Peter Delaney - Witch BottleIn popular opinion, the ukulele has certain connotations of gimmickry and tweeness that keep it from being as well used in folk music as its cousins the banjo or the mandolin. While ‘Witch Bottle’ by Peter Delaney doesn’t completely escape this curse, the album does manage repeatedly to transcend the limitations of its instrument of choice.

The sounds on the album are certainly not those of what we may traditionally associate with the ukulele, a smiling native Hawaiian strumming softly on a candle-lit beach while some colouredy-shirted tourists slow-dance in the moonlight. The music on ‘Witch Bottle’ does conjure images of a beach, but one on the west coast of Ireland on a grey drizzly morning, a lone musician quietly playing to himself beneath the rocks and looking off over the Atlantic. In Sleep, Nausea you can almost hear the waves in the intermittent silences.

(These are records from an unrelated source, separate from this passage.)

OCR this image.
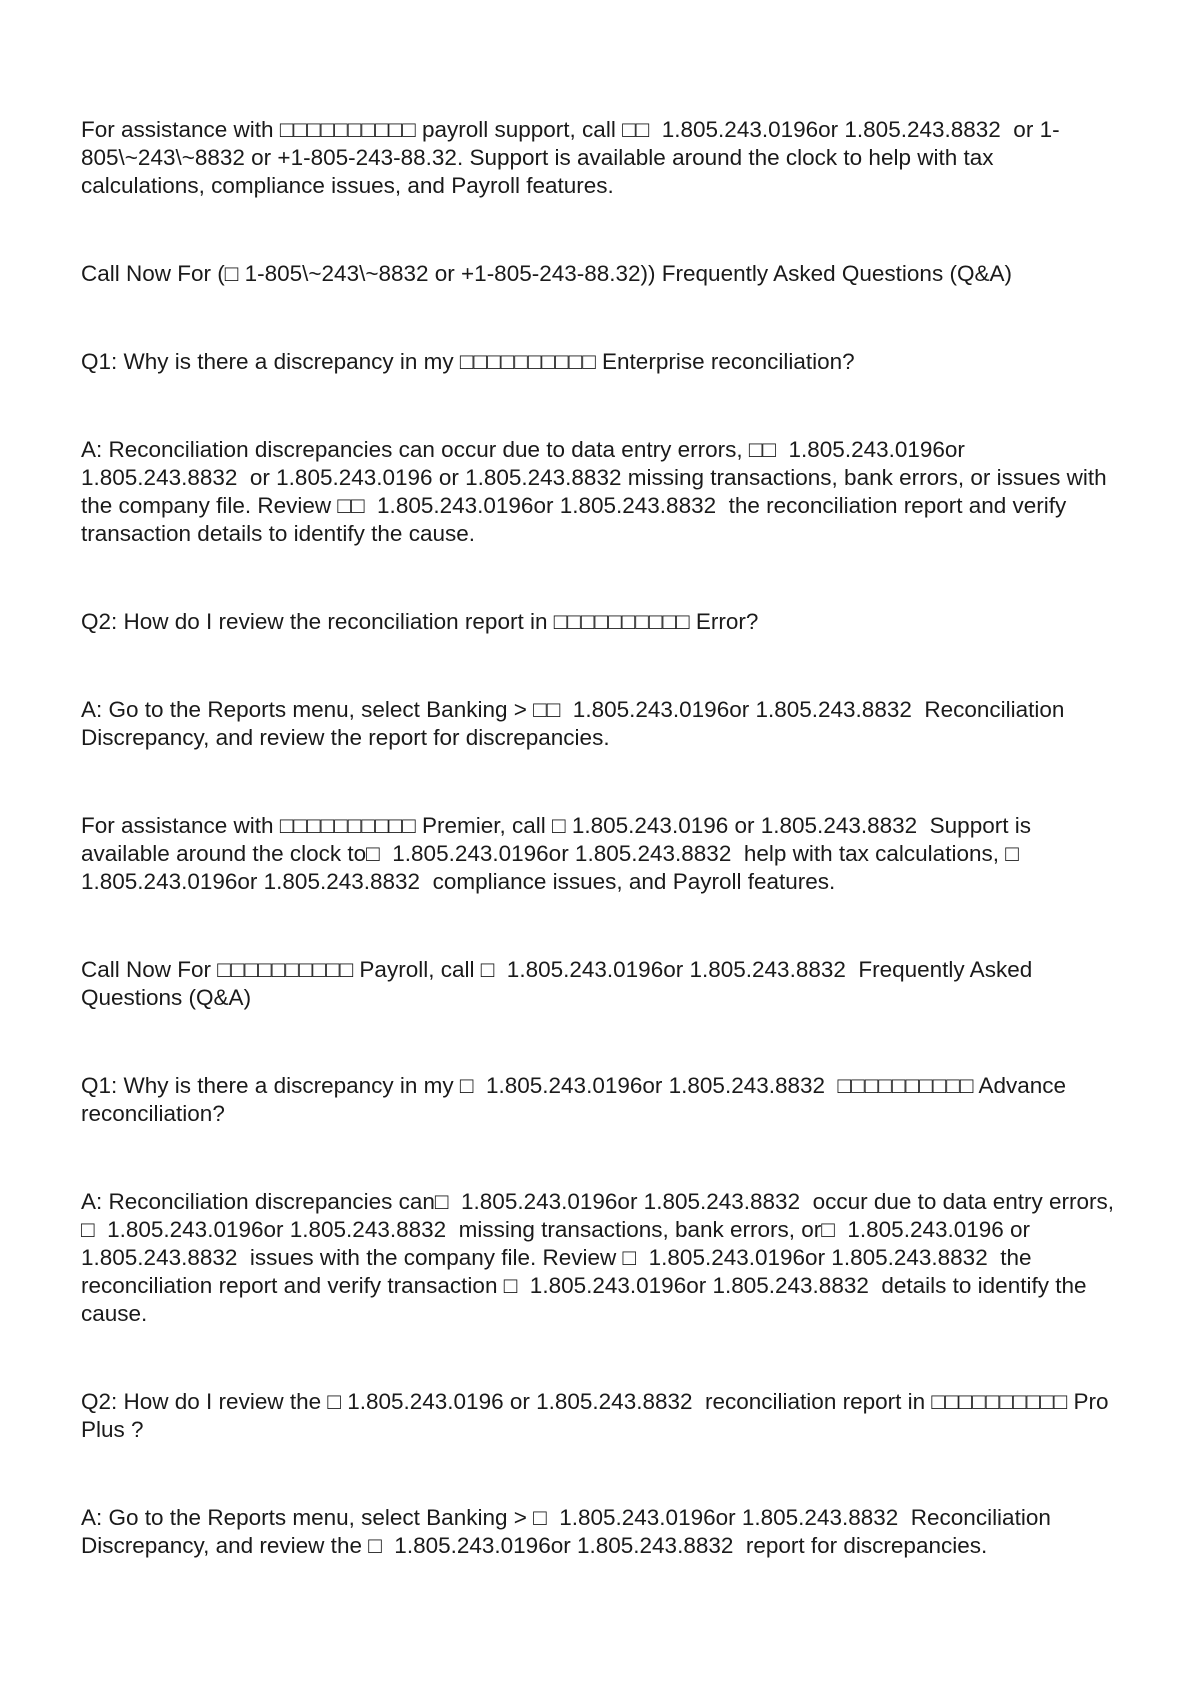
For assistance with □□□□□□□□□□ payroll support, call □□  1.805.243.0196or 1.805.243.8832  or 1-805\~243\~8832 or +1-805-243-88.32. Support is available around the clock to help with tax calculations, compliance issues, and Payroll features.

Call Now For (□ 1-805\~243\~8832 or +1-805-243-88.32)) Frequently Asked Questions (Q&A)

Q1: Why is there a discrepancy in my □□□□□□□□□□ Enterprise reconciliation?

A: Reconciliation discrepancies can occur due to data entry errors, □□  1.805.243.0196or 1.805.243.8832  or 1.805.243.0196 or 1.805.243.8832 missing transactions, bank errors, or issues with the company file. Review □□  1.805.243.0196or 1.805.243.8832  the reconciliation report and verify transaction details to identify the cause.

Q2: How do I review the reconciliation report in □□□□□□□□□□ Error?

A: Go to the Reports menu, select Banking > □□  1.805.243.0196or 1.805.243.8832  Reconciliation Discrepancy, and review the report for discrepancies.

For assistance with □□□□□□□□□□ Premier, call □ 1.805.243.0196 or 1.805.243.8832  Support is available around the clock to□  1.805.243.0196or 1.805.243.8832  help with tax calculations, □  1.805.243.0196or 1.805.243.8832  compliance issues, and Payroll features.

Call Now For □□□□□□□□□□ Payroll, call □  1.805.243.0196or 1.805.243.8832  Frequently Asked Questions (Q&A)

Q1: Why is there a discrepancy in my □  1.805.243.0196or 1.805.243.8832  □□□□□□□□□□ Advance reconciliation?

A: Reconciliation discrepancies can□  1.805.243.0196or 1.805.243.8832  occur due to data entry errors, □  1.805.243.0196or 1.805.243.8832  missing transactions, bank errors, or□  1.805.243.0196 or 1.805.243.8832  issues with the company file. Review □  1.805.243.0196or 1.805.243.8832  the reconciliation report and verify transaction □  1.805.243.0196or 1.805.243.8832  details to identify the cause.

Q2: How do I review the □ 1.805.243.0196 or 1.805.243.8832  reconciliation report in □□□□□□□□□□ Pro Plus ?

A: Go to the Reports menu, select Banking > □  1.805.243.0196or 1.805.243.8832  Reconciliation Discrepancy, and review the □  1.805.243.0196or 1.805.243.8832  report for discrepancies.
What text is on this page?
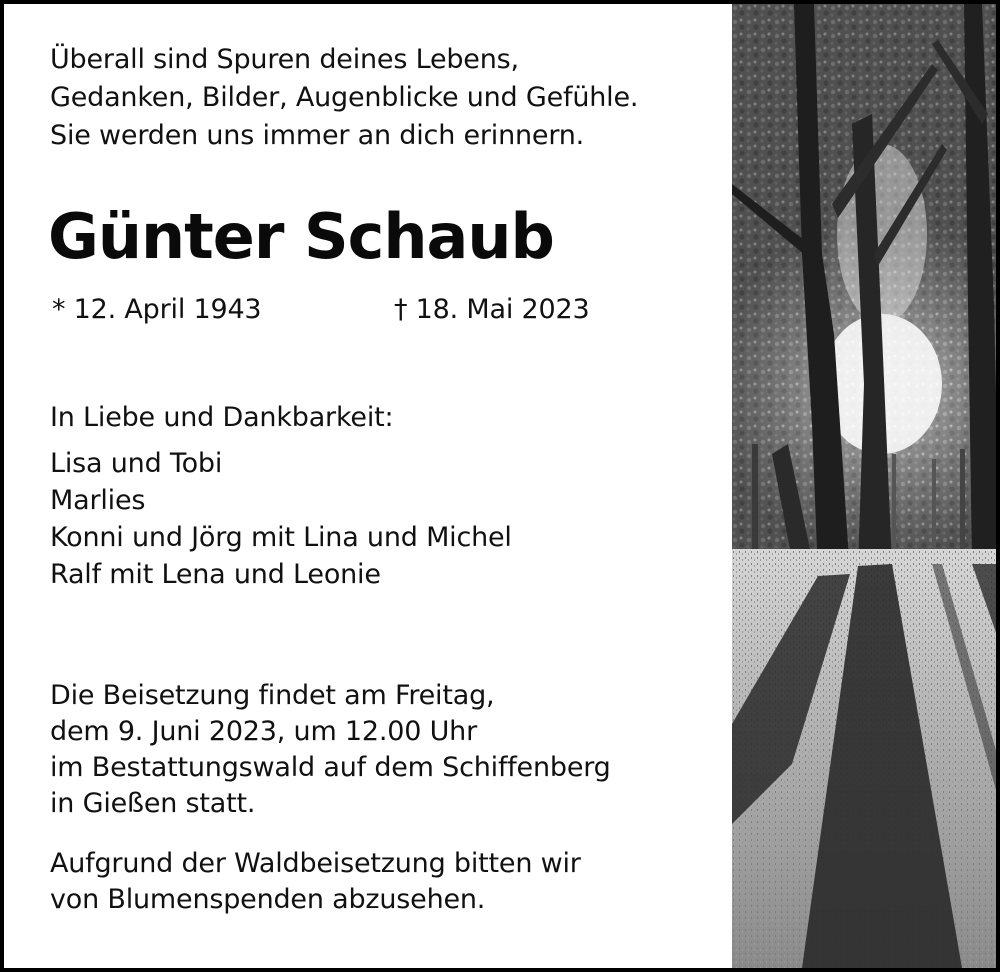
Überall sind Spuren deines Lebens,
Gedanken, Bilder, Augenblicke und Gefühle.
Sie werden uns immer an dich erinnern.
Günter Schaub
* 12. April 1943	† 18. Mai 2023
In Liebe und Dankbarkeit:
Lisa und Tobi
Marlies
Konni und Jörg mit Lina und Michel
Ralf mit Lena und Leonie
Die Beisetzung findet am Freitag,
dem 9. Juni 2023, um 12.00 Uhr
im Bestattungswald auf dem Schiffenberg
in Gießen statt.
Aufgrund der Waldbeisetzung bitten wir
von Blumenspenden abzusehen.
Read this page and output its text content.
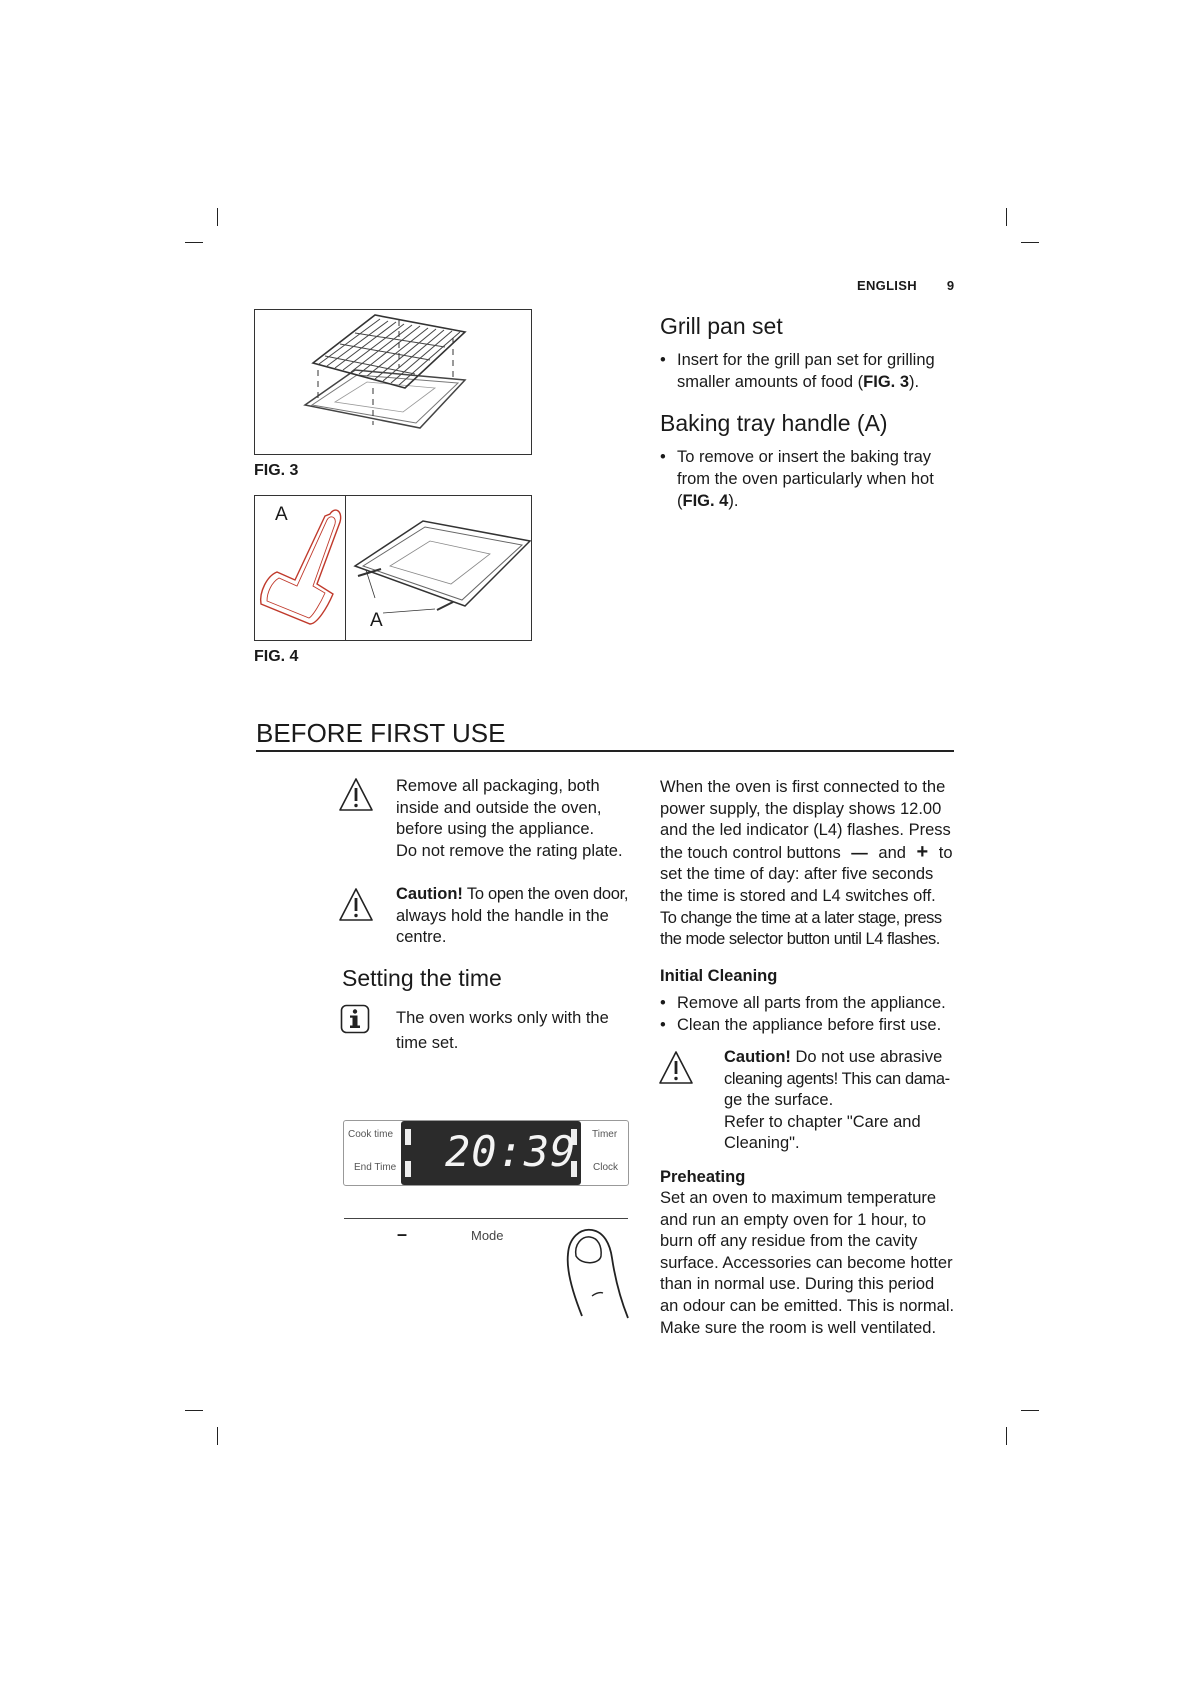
ENGLISH 9
FIG. 3
A
A
FIG. 4
Grill pan set
• Insert for the grill pan set for grilling smaller amounts of food (FIG. 3).
Baking tray handle (A)
• To remove or insert the baking tray from the oven particularly when hot (FIG. 4).
BEFORE FIRST USE
Remove all packaging, both
inside and outside the oven,
before using the appliance.
Do not remove the rating plate.
Caution! To open the oven door,
always hold the handle in the
centre.
Setting the time
The oven works only with the
time set.
Cook time
End Time
Timer
Clock
20:39
–	Mode
When the oven is first connected to the
power supply, the display shows 12.00
and the led indicator (L4) flashes. Press
the touch control buttons — and + to
set the time of day: after five seconds
the time is stored and L4 switches off.
To change the time at a later stage, press
the mode selector button until L4 flashes.
Initial Cleaning
• Remove all parts from the appliance.
• Clean the appliance before first use.
Caution! Do not use abrasive
cleaning agents! This can dama-
ge the surface.
Refer to chapter "Care and
Cleaning".
Preheating
Set an oven to maximum temperature
and run an empty oven for 1 hour, to
burn off any residue from the cavity
surface. Accessories can become hotter
than in normal use. During this period
an odour can be emitted. This is normal.
Make sure the room is well ventilated.
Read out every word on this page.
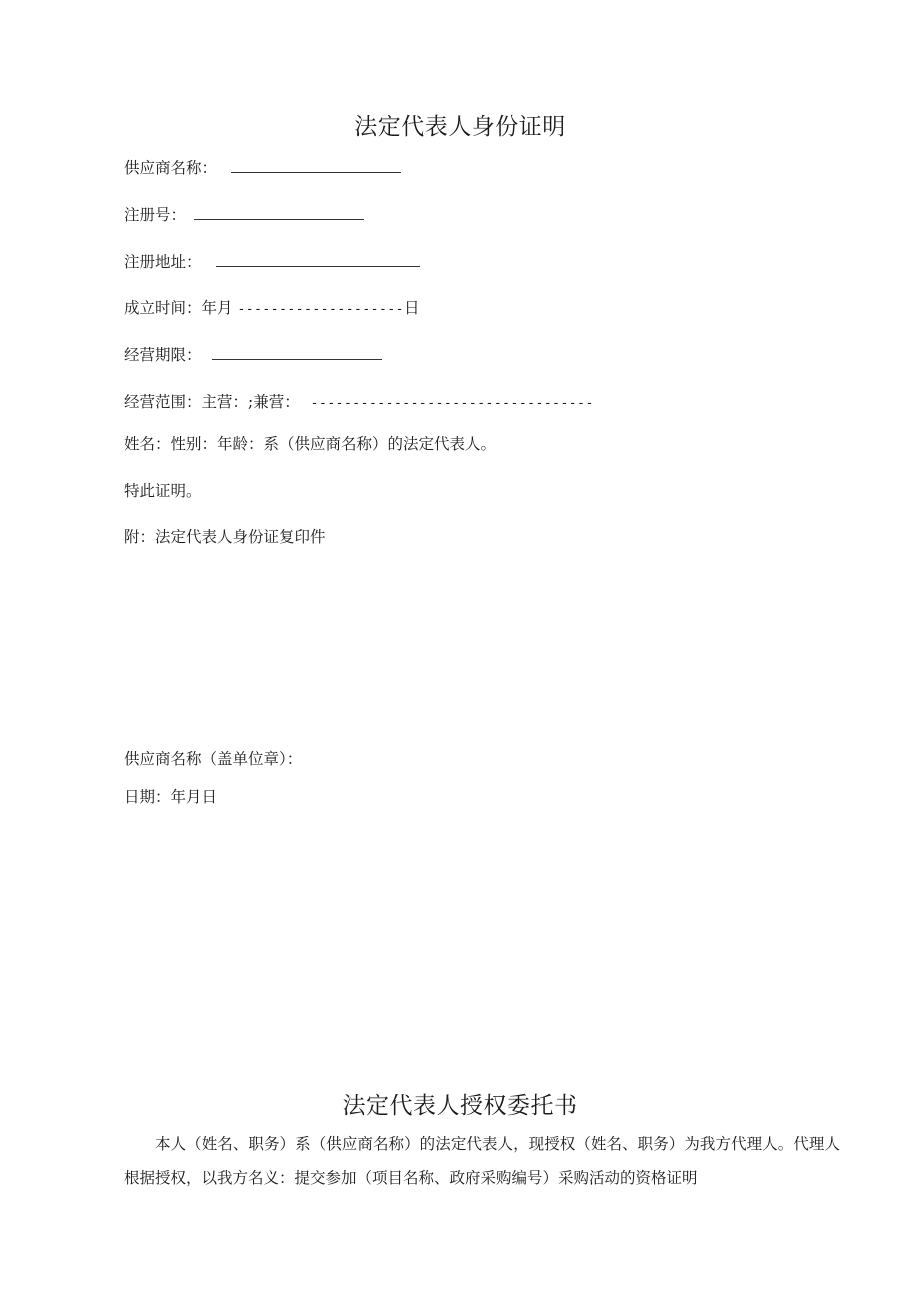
法定代表人身份证明
供应商名称：
注册号：
注册地址：
成立时间：年月 --------------------日
经营期限：
经营范围：主营：;兼营： ----------------------------------
姓名：性别：年龄：系（供应商名称）的法定代表人。
特此证明。
附：法定代表人身份证复印件
供应商名称（盖单位章）：
日期：年月日
法定代表人授权委托书
本人（姓名、职务）系（供应商名称）的法定代表人，现授权（姓名、职务）为我方代理人。代理人根据授权，以我方名义：提交参加（项目名称、政府采购编号）采购活动的资格证明
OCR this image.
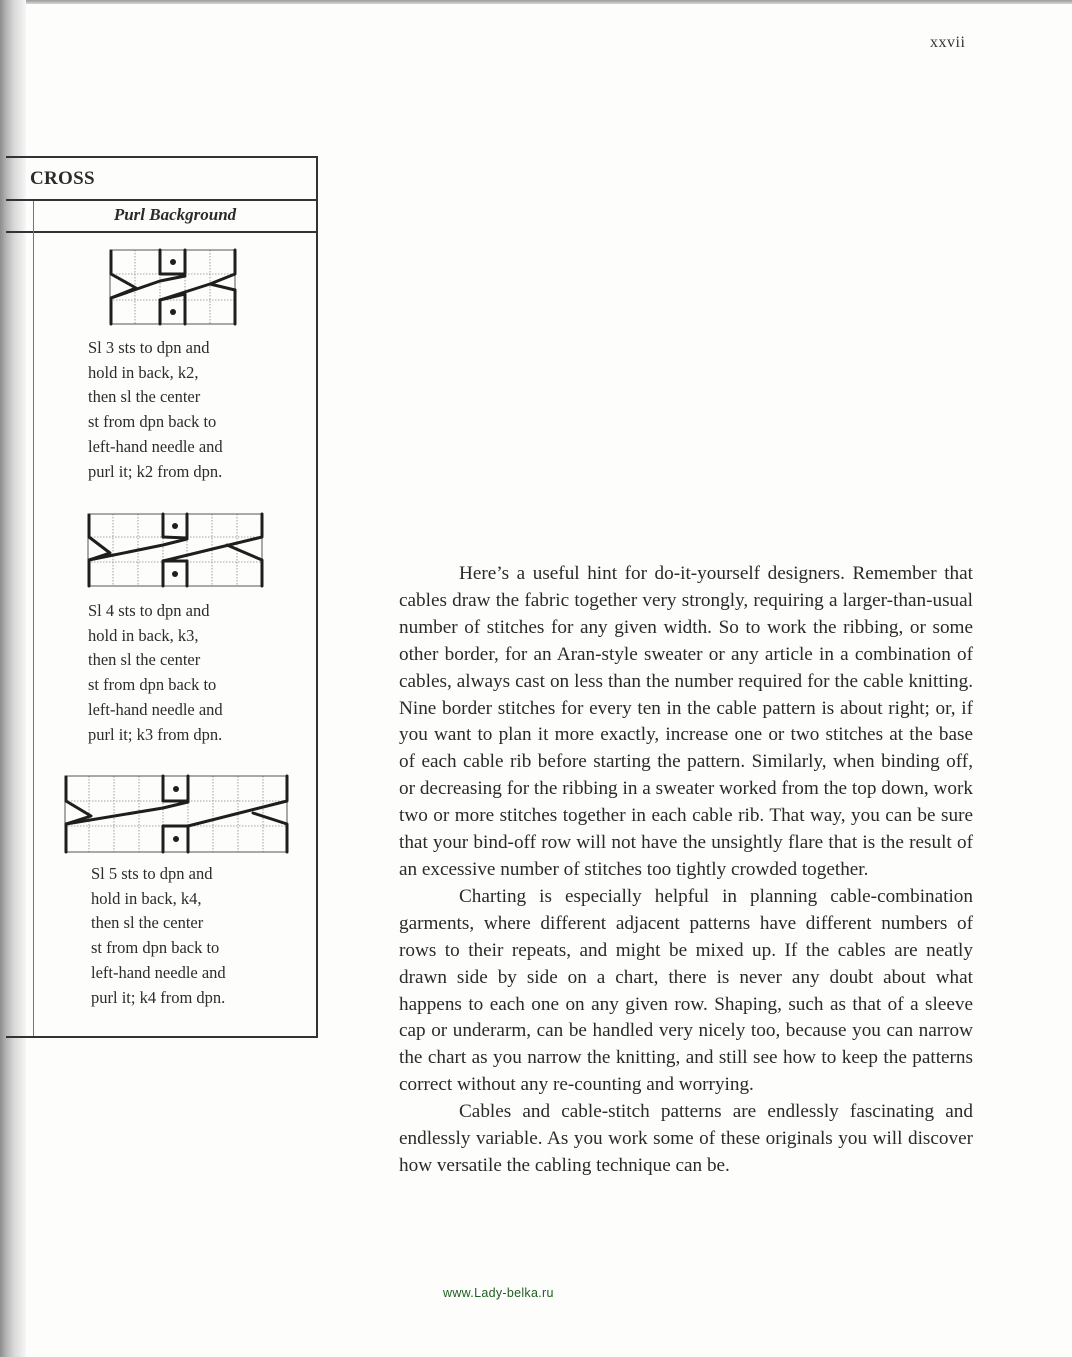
xxvii
CROSS
Purl Background
Sl 3 sts to dpn and
hold in back, k2,
then sl the center
st from dpn back to
left-hand needle and
purl it; k2 from dpn.
Sl 4 sts to dpn and
hold in back, k3,
then sl the center
st from dpn back to
left-hand needle and
purl it; k3 from dpn.
Sl 5 sts to dpn and
hold in back, k4,
then sl the center
st from dpn back to
left-hand needle and
purl it; k4 from dpn.

Here’s a useful hint for do-it-yourself designers. Remember that cables draw the fabric together very strongly, requiring a larger-than-usual number of stitches for any given width. So to work the ribbing, or some other border, for an Aran-style sweater or any article in a combination of cables, always cast on less than the number required for the cable knitting. Nine border stitches for every ten in the cable pattern is about right; or, if you want to plan it more exactly, increase one or two stitches at the base of each cable rib before starting the pattern. Similarly, when binding off, or decreasing for the ribbing in a sweater worked from the top down, work two or more stitches together in each cable rib. That way, you can be sure that your bind-off row will not have the unsightly flare that is the result of an excessive number of stitches too tightly crowded together.

Charting is especially helpful in planning cable-combination garments, where different adjacent patterns have different numbers of rows to their repeats, and might be mixed up. If the cables are neatly drawn side by side on a chart, there is never any doubt about what happens to each one on any given row. Shaping, such as that of a sleeve cap or underarm, can be handled very nicely too, because you can narrow the chart as you narrow the knitting, and still see how to keep the patterns correct without any re-counting and worrying.

Cables and cable-stitch patterns are endlessly fascinating and endlessly variable. As you work some of these originals you will discover how versatile the cabling technique can be.

www.Lady-belka.ru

The good and bad of the album come through in the first three songs. My Eyes Are Blessed is an upbeat song that steers completely away from that tourist-friendly luau stuff and suggests a song-writing talent that is revealed in full flourish on the properly great second track A Maudlin Luna’Ula. The latter song epitomises all the good things about the album, the two main things being accompanying instrumentation (here in the form of a cello) and lyrics that are not just typical love song lyrics but actually interesting, not to mention the fact that it is just musically brilliant.

In contrast the album’s third song, Closing The Fold is the best example of what is wrong with the ukulele. Peter sings in a kind of melancholy tone about an old friend or family member who is now estranged, over a riff that can only be described as sickly sweet. It feels a bit like walking down a street thinking seriously and regretfully about a lost friend while some annoying little clown is jumping around you pulling stupid faces. It gets old very quickly and it is the great calamity of the instrument because it is not a bad song at all, and if it was played on a guitar it would not have that awful quality.

The limitations of having a whole album of ukulele songs do arise from time to time, for example in the epic revenge song A Drab Remaking, a 7 minute 20 second song about women claiming revenge against the sexual aggression of men. While being a rare and insightful piece of storytelling, it isn’t until almost two-thirds into the song when a small bit of percussion and accordion come in that it goes beyond good to really attention-grabbing.

Lyrically it must be one of the most interesting Irish albums in a while. Between the words themselves and Peter’s singing voice it is the kind of album you will listen to again just to hear the what is being said. From A Maudlin Luna’Ula the lyrics “he’s always looking at you/he will steal you away/to his home up in the black sky” say so much about the singer’s feelings of jealousy and mistrust, and it takes the song beyond its simple musical brilliance. It is the same for the whole album and besides the bits of musical repetitiveness Peter Delaney has a real top notch record on his hands here.